A priest sprinkled holy water on the seven-metre tall statue of Kalashnikov gripping his deadly creation, which will now loom over motorists from a traffic island in one of the sprawling capital's central thoroughfares.
Culture Minister Vladimir Medinsky praised the inventor and called the rifle – which has been reproduced an estimated 100 million times worldwide – a "cultural brand for Russia."
Kalashnikov had "the best traits of a Russian: an extraordinary natural gift, simplicity, integrity," Medinsky said.
Born in a Siberian village in 1919, Mikhail Kalashnikov died in December 2013 in Izhevsk, the capital of the Russian republic of Udmurtia, where he lived.
Kalashnikov came up with the idea of inventing a new automatic rifle that could work in all conditions after becoming disgruntled by the Soviet weaponry as he recovered from an injury during WWII.
Eventually that would lead to the creation of the AK-47 – short in Russian for Avtomat Kalashnikova 1947 (Kalashnikov Automatic Rifle 1947) – that would become the standard issue for the Soviet Union's vast armed forces.
Known for its simplicity, the gun became a symbol for independence struggles and leftist radicals around the world during the Cold War, finding its way onto the national flag of Mozambique and the banner of the Lebanese Shia movement Hezbollah.
But Mikhail Kalashnikov never touched the fortunes from the sales of millions of the rifles that bear his name and used by the armies of over 80 countries. He stopped working only a year before his death, at the age of 93.
While his invention made Kalashnikov a household name around the globe, the man himself had a more nuanced view of his lethal creation.
Six months before his death he wrote to the head of the Russian Orthodox Church, expressing regret for his role in making the world's most commonly used rifle.
"My spiritual pain is unbearable," he wrote in the letter which was later published in the Izvestia newspaper.

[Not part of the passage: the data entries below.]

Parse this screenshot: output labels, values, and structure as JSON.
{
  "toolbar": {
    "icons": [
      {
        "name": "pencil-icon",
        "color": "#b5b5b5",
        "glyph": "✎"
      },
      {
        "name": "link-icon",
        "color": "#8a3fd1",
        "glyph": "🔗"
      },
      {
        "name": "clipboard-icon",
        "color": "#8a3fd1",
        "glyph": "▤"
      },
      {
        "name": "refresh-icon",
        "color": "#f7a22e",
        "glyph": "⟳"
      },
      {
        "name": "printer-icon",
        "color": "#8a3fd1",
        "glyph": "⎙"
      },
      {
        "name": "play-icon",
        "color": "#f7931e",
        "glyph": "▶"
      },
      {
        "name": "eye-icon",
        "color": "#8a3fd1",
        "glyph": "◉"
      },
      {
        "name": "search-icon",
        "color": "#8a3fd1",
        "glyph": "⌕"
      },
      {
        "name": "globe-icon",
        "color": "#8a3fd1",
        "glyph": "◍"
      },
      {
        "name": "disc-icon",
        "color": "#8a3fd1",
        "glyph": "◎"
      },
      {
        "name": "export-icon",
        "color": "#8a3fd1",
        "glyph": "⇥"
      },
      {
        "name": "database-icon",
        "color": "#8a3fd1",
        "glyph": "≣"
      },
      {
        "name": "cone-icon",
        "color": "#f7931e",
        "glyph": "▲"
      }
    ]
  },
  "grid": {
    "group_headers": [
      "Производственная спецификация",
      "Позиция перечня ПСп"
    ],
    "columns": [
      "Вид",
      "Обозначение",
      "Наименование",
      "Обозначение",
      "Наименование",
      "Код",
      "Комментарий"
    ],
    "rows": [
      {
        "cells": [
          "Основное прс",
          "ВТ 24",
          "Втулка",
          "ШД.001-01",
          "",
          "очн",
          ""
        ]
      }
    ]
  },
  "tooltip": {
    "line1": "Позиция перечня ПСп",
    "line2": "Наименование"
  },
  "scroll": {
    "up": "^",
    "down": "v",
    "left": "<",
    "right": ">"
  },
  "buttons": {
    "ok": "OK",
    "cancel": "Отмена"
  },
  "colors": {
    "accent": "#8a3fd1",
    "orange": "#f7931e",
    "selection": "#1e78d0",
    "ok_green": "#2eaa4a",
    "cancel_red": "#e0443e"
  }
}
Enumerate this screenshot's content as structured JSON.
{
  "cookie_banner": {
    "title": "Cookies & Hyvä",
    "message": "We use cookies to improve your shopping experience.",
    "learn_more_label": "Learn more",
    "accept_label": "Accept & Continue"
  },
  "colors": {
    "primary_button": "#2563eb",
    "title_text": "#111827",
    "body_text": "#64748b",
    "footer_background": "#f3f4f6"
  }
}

The erection of a monument to the gunmaker – who met personally with Russian President Vladimir Putin in 2013 – has raised eyebrows among some Muscovites.
But the move chimes with a surge of nationalist pride under Putin that has seen the Kremlin glorify the military achievements of the Soviet period while playing down the gross abuses.
The Kalashnikov factory that makes the rifles, in decline since the death of the inventor, has since been modernised, with most of its capital coming from private investors.
It has also been transformed by a PR campaign to improve its image in Russia and abroad, even opening a souvenir store in Moscow's main Sheremetyevo Airport.